Borofsky's statement on the Seattle installation: "The Hammering Man is a worker. The Hammering Man celebrates the worker. He or she is the village craftsman, the South African coal miner, the computer operator, the farmer or the aerospace worker-the people who produce the commodities on which we depend. This Hammering Man is 48 feet tall. It is constructed of steel (hollow-fabricated) and weighs over 20,000 pounds. A structural steel base-plate is bolted to a cement-block footing below ground level so that the architect's chosen material for the plaza can be brought up to flush to the feet of the sculpture. The Hammering Man appears to be standing (and working) on the plaza without a base in between. The black silhouette of the figure is, in fact, 30 inches wide: body (10 inches), arm (10 inches), space between arm and body (10 inches), as well as an extra 16 inches width at the top for the motor. The motorized hammering arm will move smoothly and meditatively up and down at a rate of four times per minute. Electricity runs from the motor down inside the sculpture and under the plaza to an on-off switch location. The Hammering Man is set on a timer and rests during evening and early morning hours. The sculpture has been sited so that the many pedestrians and drivers moving up and down First Avenue can enjoy the animated form while contemplating the meaning of the Hammering Man in their own lives."

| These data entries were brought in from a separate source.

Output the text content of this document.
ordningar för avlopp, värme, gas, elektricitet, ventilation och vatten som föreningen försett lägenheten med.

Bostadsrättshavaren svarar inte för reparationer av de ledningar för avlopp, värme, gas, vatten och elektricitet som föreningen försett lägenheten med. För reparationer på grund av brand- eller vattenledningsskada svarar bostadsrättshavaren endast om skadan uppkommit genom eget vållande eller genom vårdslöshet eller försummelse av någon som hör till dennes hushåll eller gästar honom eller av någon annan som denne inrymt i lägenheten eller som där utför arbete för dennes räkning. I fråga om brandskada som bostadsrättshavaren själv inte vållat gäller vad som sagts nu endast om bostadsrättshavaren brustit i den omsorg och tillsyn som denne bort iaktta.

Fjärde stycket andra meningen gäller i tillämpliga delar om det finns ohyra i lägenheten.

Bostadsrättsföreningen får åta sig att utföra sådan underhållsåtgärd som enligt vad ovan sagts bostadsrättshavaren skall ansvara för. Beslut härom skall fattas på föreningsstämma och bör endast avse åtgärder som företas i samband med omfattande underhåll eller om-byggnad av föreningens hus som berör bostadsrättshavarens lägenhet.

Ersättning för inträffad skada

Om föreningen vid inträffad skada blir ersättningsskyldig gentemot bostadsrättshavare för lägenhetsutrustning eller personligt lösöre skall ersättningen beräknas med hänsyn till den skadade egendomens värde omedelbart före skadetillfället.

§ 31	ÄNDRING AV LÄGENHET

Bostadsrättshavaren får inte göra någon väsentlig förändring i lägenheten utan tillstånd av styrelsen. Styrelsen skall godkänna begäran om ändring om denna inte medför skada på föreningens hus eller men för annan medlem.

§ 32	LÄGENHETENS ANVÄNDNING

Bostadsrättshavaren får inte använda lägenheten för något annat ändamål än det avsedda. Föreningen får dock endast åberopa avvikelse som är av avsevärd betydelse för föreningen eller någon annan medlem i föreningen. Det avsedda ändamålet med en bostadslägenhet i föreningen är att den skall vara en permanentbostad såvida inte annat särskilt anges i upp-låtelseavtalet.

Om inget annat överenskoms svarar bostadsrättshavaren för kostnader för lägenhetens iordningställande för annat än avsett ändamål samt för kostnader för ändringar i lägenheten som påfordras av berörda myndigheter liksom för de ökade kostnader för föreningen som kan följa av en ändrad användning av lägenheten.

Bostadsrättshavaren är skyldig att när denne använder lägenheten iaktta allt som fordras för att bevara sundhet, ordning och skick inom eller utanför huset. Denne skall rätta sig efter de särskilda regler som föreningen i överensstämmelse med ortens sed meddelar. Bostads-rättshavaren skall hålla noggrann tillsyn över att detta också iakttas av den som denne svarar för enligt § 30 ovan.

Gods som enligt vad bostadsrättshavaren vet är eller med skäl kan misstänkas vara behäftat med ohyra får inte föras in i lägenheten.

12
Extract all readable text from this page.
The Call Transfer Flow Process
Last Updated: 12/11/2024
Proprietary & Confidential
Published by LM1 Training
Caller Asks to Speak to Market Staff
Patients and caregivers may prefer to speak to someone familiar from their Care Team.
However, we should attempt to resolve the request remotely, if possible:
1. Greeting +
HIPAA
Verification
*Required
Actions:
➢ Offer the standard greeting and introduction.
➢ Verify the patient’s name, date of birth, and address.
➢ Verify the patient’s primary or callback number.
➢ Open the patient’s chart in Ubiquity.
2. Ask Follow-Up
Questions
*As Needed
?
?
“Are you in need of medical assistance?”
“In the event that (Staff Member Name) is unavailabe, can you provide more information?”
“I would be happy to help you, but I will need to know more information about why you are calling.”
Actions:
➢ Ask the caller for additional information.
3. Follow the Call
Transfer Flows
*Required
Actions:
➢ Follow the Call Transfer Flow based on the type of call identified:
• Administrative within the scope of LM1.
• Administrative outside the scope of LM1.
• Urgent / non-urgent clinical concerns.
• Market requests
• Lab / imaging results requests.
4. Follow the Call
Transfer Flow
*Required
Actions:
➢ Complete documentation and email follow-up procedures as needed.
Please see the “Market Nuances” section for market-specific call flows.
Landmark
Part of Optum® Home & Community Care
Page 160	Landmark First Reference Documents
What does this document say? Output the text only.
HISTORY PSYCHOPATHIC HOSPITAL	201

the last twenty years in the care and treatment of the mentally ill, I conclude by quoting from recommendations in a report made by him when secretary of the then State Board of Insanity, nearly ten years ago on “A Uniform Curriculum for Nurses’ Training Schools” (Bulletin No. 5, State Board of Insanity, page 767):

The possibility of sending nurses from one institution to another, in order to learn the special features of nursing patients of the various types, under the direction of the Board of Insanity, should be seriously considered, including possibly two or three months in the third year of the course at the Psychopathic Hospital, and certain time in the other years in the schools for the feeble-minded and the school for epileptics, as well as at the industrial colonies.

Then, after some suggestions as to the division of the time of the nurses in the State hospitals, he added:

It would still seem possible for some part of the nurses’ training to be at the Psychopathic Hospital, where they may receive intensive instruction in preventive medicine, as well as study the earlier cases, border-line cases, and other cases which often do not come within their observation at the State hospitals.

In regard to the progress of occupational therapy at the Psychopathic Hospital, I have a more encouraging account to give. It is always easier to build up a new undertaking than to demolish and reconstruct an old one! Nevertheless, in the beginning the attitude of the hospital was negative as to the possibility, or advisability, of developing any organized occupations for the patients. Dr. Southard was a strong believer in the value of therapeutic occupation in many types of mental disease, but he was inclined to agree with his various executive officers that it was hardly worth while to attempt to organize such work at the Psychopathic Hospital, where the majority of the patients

"This sculpture is the second largest Hammering Man on the planet. A taller version is in Frankfurt, Germany. My goal is to have several different Hammering Men placed around the world-all working simultaneously. Other big outdoor versions of this work are in Japan and Switzerland. In the U.S. there are Hammering Men sculptures in New York, Minneapolis, Los Angeles and Washington D.C., among other places. It's a concept which helps to connect all of us together and also gives each specific Hammering Man site the potential for its own personal interpretations. The State of Washington is known for its aerospace, electronics, timber, fishing, agriculture, and gold mining industries-people working with their hands, or manual labor. Let this sculpture be a symbol for all the people of Seattle working with others on the planet to create a happier and more enlightened humanity."

"I want this work to communicate to all the people of Seattle-not just the artists, but families, young and old. I would hope that children who see the Hammering Man at work would connect their delight with the potential mysteries that a museum could offer them in their future. At its heart, society reveres the worker. The Hammering Man is the worker in all of us. Jonathan Borofsky (Spring 2002)

===Full list of locations===
====United States====
- Dallas, Texas: 24 ft (1985)
- Public Plaza, 110 E. Ninth Street, South Park, Los Angeles, California: 22 ft (1988)
- La Jolla, California (1988)
- Seattle Art Museum, Seattle, Washington: 48 ft (1991)
- New York, New York (1981)
- Minneapolis, Minnesota (1984, no longer on display)
- Gainesville, Florida (date unknown)

====Europe====
- Basel, Switzerland: 44 ft (1989)
- Frankfurt, Germany: 70 ft (1990)
- Lillestrøm, Norway (2010) 12 meters high.